Jessie Sampter


Jessie Sampter was a Jewish educator, poet, and Zionist pioneer. She was born in New York City and immigrated to Palestine in 1919.

Biography

Jessie Ethel Sampter was born in New York City to Rudolph Sampter, a New York attorney, and Virginia Kohlberg Sampter, who maintained an assimilated Jewish home. She had one sister, Elvie. At the age of thirteen she was crippled by polio, which prevented her from leaving home. Unable to attend school, her family hired tutors. Later she audited courses at Columbia University.
In her twenties, she joined the Unitarian Church and began writing poetry. Her poems and short stories emphasized her primary concerns: pacifism, Zionism, and social justice. Around this time, she began spending time in the home of Szold and began to appreciate the Eastern European Jews of New York City. She moved into a settlement house on the Lower East Side, then to a Young Women's Hebrew Association.

Zionist activism

Assuming the role of Hadassah's leading educator, she produced manuals and textbooks and organized lectures and classes.
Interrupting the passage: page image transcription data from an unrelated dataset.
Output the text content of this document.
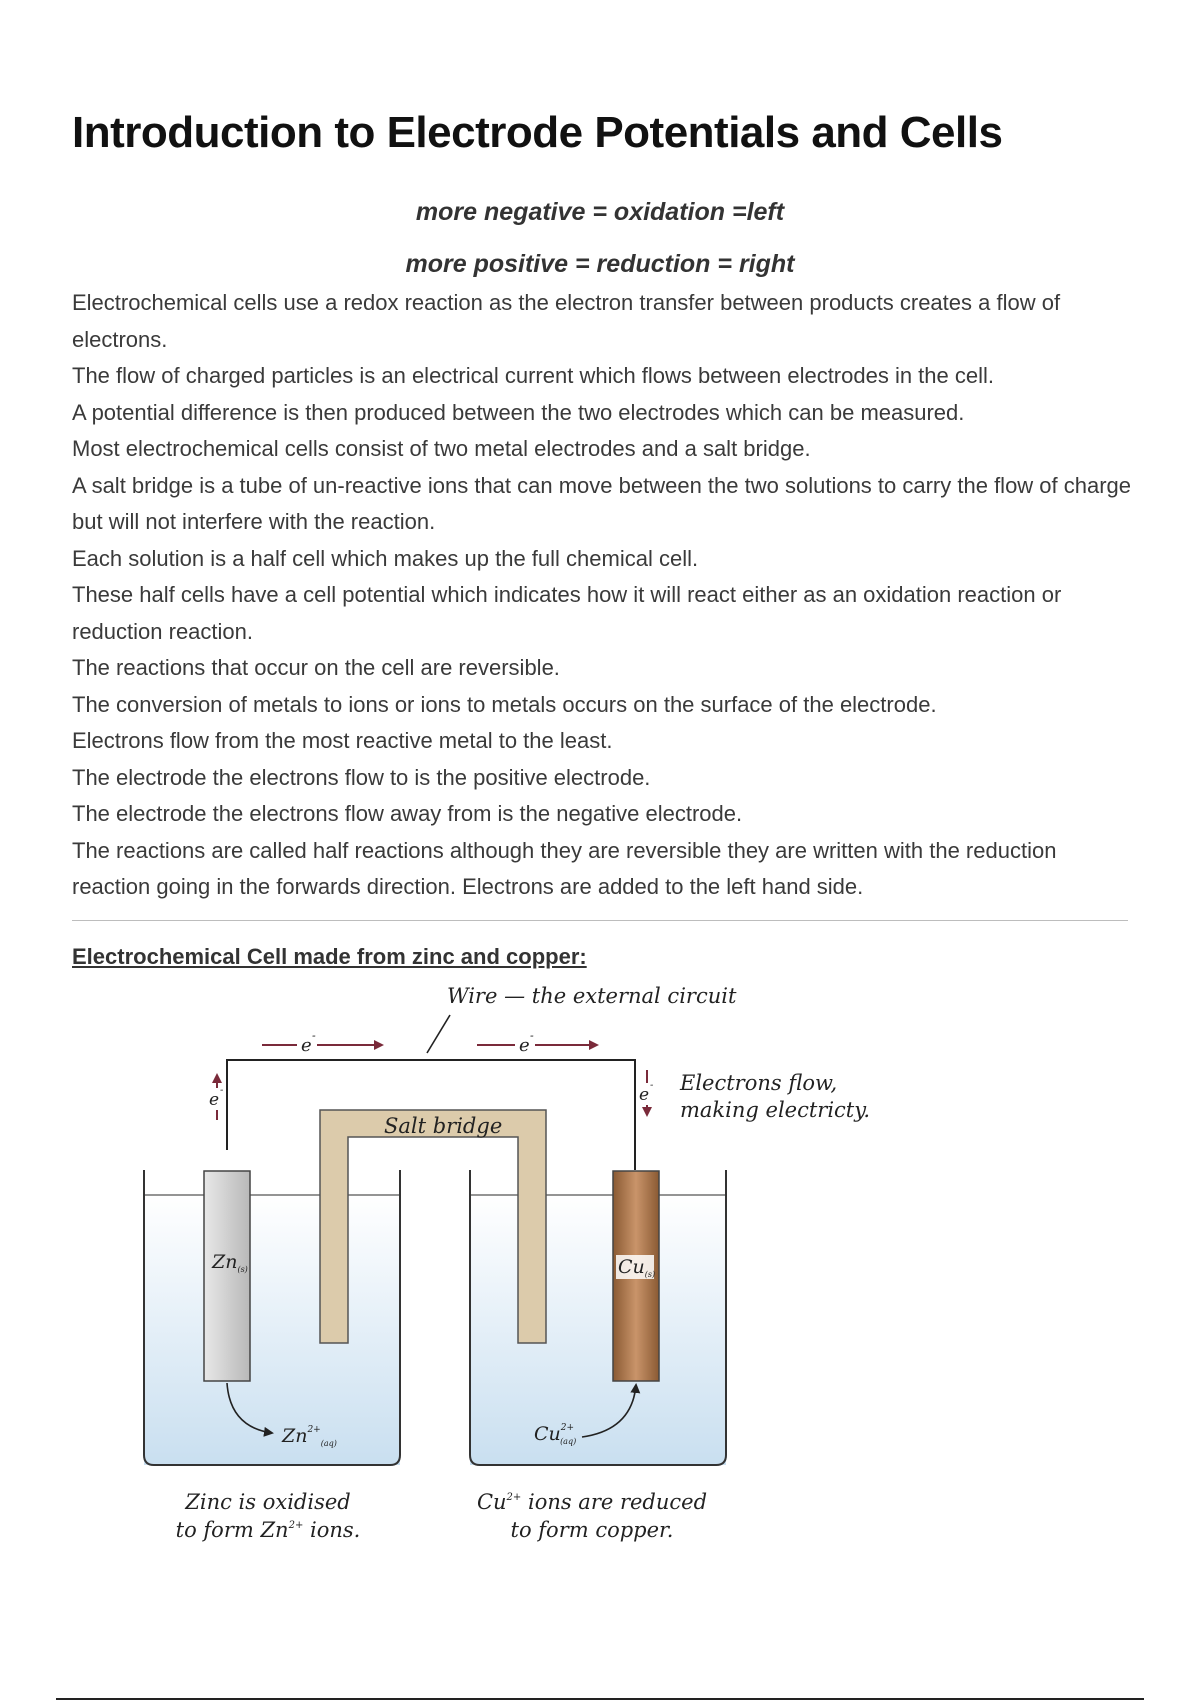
Introduction to Electrode Potentials and Cells
more negative = oxidation =left
more positive = reduction = right

Electrochemical cells use a redox reaction as the electron transfer between products creates a flow of electrons.

The flow of charged particles is an electrical current which flows between electrodes in the cell.

A potential difference is then produced between the two electrodes which can be measured.

Most electrochemical cells consist of two metal electrodes and a salt bridge.

A salt bridge is a tube of un-reactive ions that can move between the two solutions to carry the flow of charge but will not interfere with the reaction.

Each solution is a half cell which makes up the full chemical cell.

These half cells have a cell potential which indicates how it will react either as an oxidation reaction or reduction reaction.

The reactions that occur on the cell are reversible.

The conversion of metals to ions or ions to metals occurs on the surface of the electrode.

Electrons flow from the most reactive metal to the least.

The electrode the electrons flow to is the positive electrode.

The electrode the electrons flow away from is the negative electrode.

The reactions are called half reactions although they are reversible they are written with the reduction reaction going in the forwards direction. Electrons are added to the left hand side.

Electrochemical Cell made from zinc and copper:
Wire — the external circuit
e -	e -
e -	e - Electrons flow,
making electricty.
Salt bridge
$Zn_{(s)}$	$Cu_{(s)}$
$Zn^{2+}_{(aq)}$	$Cu^{2+}$ (aq)
Zinc is oxidised
to form $Zn^{2+}$ ions.
$Cu^{2+}$ ions are reduced
to form copper.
She led Hadassah's School of Zionism, training speakers and leaders for both Hadassah and other Zionist organizations like the Federation of American Zionists, then the Zionist Organization of America. She composed educational manuals with Alice Seligsberg and edited a textbook on Zionism.
In 1919, she settled in Palestine where she helped organize the country's first Jewish Scout camp. Sampter developed a strong commitment to assisting Yemenite Jews, founding classes and clubs especially for Yemenite girls and women who often received no education. She adopted a Yemenite foundling and raised her with progressive education.
Sampter died at Beilinson Hospital at 10:00 am on November 25, 1938 of malaria and heart disease. At the time of her death, she had established a vegetarian convalescent home at Kibbutz Givat Brenner. Szold presided at her funeral.

Legacy

Sampter is one of several popular 'philosophers' whose quotations appear on the roadsigns of Project HIMANK in the Ladakh region of northern India.